Oğlan gülerek.”Teyze ben kız değilim.” diyince. Teyze

“Ana gızım ben senin yini gelin olduğunu nerden bileceğdim”.

Konya yöresine özgü kelimelerden sadece birkaçı:


Kiyat: Kağıt
Garannık: Karanlık
Aba :Abla
Accık :Azıcık.
Böcü :Böcek
Bülüç :Piliç.
Güccük :Küçük
Gicişmek: Kaşınmak
Hökele :Ukala
Zimbit :Zifiri karanlık.
Temel: Bahçe Duvarı
Haranı: kazan
Hazaar: galiba
Gumpir: Patates
Duz: Tuz
Pantul: Pantolon
Mezer: Mezar
Ezen: Ezan
Döşşek: Yatak
Terezi: Terazi
Zıttına gitmek: hoşlanmamak
Şebit: Yufka ekmek
Balcan, badılcan: Patlıcan
Tefder: Defter
Mıh: Çivi
Sandelle: Sandalye
Bışgı: Testere
Motur: Traktör
Gupa: Bardak
Acep: Acaba
Depik: Tekme
Zağar: Yaramaz
Yuka: İnce Hatıç: Hatice Soğna: Sonra

Zibil: Çok fazla
Zoba: Soba
Zerhoş: Sarhoş
Bıdırdamak: Konuşup durmak
Cırmalamak: Tırmalamak
Cırcır: Fermuar
Cazı: Cadı
Cıbartmak: morartmak
Dinelmek: Ayakta durmak
Gakılı: Bir sürü, çok
Hayat: Avlu
Iscak: Sıcak
İkrah etmek: Tiksinmek
Kösülmek: Yenilmek
Laylon: Naylon
Okumak: Davet etmek
Peşkir: Havlu
Piskevit, püsküğüt: Bisküvi
Seğirtmek: Koşmak
Tehne: Tenha
Tığteber: Bomboş
Velesbit,belesbit: Bisiklet
Tosbağa: Kaplumbağa
Zınarmak: Karşı gelmek
Zınılamak: Patlamak
Dal: Sırt
Elcek: Eldiven
Gonşu: Komşu
Hacemmi: Hacı Amca
Gaysi: Kayısı
Aporle: Hoparlör
Yiter: Yeter                                                           Alettirik: Elektrik
Din,din: söylüyon,söylüyon Gaksınnar:Kalksınlar

Konyalı Sözleri 

 PEK ŞİİTME BOŞLAYIVIR
Yirsiz öfkelenmeyecen
Iccık bi duracan
Gafan yirine gelince
Gendine diyecen
SES İTME BOŞLAYIVIR BAALIM

*Caarasızlıktan gafam biynim vilan dönmüş ülen diyzolu.                                                                                              

* -Anaam ölüp giderim gız avrat!

 -Dalına şişeyi çektik mi bişşicigin galmaz, üşütmüssün len Mısdavam!

* Konya’da bir camide cemaatle namaza başlamadan imam:

  – Safları sık tutalım, aramıza şeytan girmesin deyince geri saflardan bir hacı emmi;

  – Nöğürecen yaav, ööle pek şitme baalım iki rekatta o dürzi gılsın,”  demiş.

*Bir Kütahyalı Konya’ya gelmiş, lokantada yemek yiyor.
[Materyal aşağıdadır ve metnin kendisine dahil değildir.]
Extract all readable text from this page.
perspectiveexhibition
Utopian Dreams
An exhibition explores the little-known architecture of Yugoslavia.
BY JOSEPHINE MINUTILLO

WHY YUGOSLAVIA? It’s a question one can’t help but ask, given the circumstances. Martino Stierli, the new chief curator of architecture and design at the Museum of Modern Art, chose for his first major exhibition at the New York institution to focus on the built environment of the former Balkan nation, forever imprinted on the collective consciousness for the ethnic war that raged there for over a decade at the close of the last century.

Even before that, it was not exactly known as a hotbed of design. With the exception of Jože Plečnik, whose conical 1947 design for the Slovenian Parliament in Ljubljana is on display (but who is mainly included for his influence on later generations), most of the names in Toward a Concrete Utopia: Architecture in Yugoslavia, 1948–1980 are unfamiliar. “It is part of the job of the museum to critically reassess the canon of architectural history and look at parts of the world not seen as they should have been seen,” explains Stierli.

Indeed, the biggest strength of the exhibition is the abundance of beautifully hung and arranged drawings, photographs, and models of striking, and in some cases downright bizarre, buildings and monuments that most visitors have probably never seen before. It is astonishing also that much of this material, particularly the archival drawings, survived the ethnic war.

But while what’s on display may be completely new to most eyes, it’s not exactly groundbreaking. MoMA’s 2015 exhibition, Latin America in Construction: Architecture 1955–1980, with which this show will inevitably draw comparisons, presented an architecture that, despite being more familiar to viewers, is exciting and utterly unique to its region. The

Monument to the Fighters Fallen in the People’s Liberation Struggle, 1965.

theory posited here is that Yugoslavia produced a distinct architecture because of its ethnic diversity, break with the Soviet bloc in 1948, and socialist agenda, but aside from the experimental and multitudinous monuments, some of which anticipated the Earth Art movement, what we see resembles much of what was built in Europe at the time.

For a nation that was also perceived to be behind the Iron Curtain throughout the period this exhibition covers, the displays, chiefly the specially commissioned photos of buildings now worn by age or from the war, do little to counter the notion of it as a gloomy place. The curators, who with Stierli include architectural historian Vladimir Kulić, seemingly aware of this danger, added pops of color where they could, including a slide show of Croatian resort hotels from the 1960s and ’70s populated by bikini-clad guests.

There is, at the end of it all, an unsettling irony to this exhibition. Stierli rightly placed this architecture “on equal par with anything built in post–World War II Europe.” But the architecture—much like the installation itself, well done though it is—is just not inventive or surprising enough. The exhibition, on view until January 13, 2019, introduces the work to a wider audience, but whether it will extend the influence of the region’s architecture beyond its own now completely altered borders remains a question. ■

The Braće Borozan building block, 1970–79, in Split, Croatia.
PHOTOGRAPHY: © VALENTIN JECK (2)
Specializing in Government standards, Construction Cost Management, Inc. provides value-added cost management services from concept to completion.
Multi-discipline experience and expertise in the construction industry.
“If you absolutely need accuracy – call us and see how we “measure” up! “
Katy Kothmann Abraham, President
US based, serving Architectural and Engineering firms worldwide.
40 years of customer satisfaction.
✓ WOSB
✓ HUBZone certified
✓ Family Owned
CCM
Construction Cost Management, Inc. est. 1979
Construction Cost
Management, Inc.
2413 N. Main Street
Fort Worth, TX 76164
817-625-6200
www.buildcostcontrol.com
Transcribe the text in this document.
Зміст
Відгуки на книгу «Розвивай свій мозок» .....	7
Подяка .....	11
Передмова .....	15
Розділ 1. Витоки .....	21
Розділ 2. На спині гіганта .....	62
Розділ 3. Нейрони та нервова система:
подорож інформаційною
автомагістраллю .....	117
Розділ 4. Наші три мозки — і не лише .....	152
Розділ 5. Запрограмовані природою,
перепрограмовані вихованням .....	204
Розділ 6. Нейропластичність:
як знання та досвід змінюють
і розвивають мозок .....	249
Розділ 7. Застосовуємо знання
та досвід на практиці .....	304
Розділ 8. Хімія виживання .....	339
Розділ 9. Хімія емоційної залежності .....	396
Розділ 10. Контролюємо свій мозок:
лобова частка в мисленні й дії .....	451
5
Bakmış yanıbaşındaki masada oturan ve şivesinden Konyalı olduğu anlaşılan kişi garsona;

-“Age, bağa bi tirit vir” demiş.
Tirit gelmiş, bol bol ekmekli, bol soğanlı, bol sulu, nefis, mis gibi kokuyor ama az etli. Kütahyalı yan gözle bizim Konyalı’yı süzerken, Gonya’lı hemşehrimiz garsonu tekrar çağırmış;
-“Age accık da yağına ekmek viri vir” demiş.
Garson ekmeği getirmiş, Bizim Gonyalı garsonun getirdiği ekmekle, tiridin içindeki ekmek parçalarını afiyetle yemiş. Kütahyalı hayran hayran seyretmiş. Gel zaman, git zaman yine O Kütahyalı vatandaş bir gün trende giderken kompartmanında tanışma faslı esnasında bir Konyalı’ya rastlamış ve  yıllar sonra o meşhur Konya seyahati aklına gelmiş ve hemen Konyalılara hayranlığını anlatmış. Konyalı bunun üzerine sormuş;

– “Hele neyne hayran olduydun?”
– “Ekmeği ekmeğinen yirsiniz, adına da tirit dirsiniz!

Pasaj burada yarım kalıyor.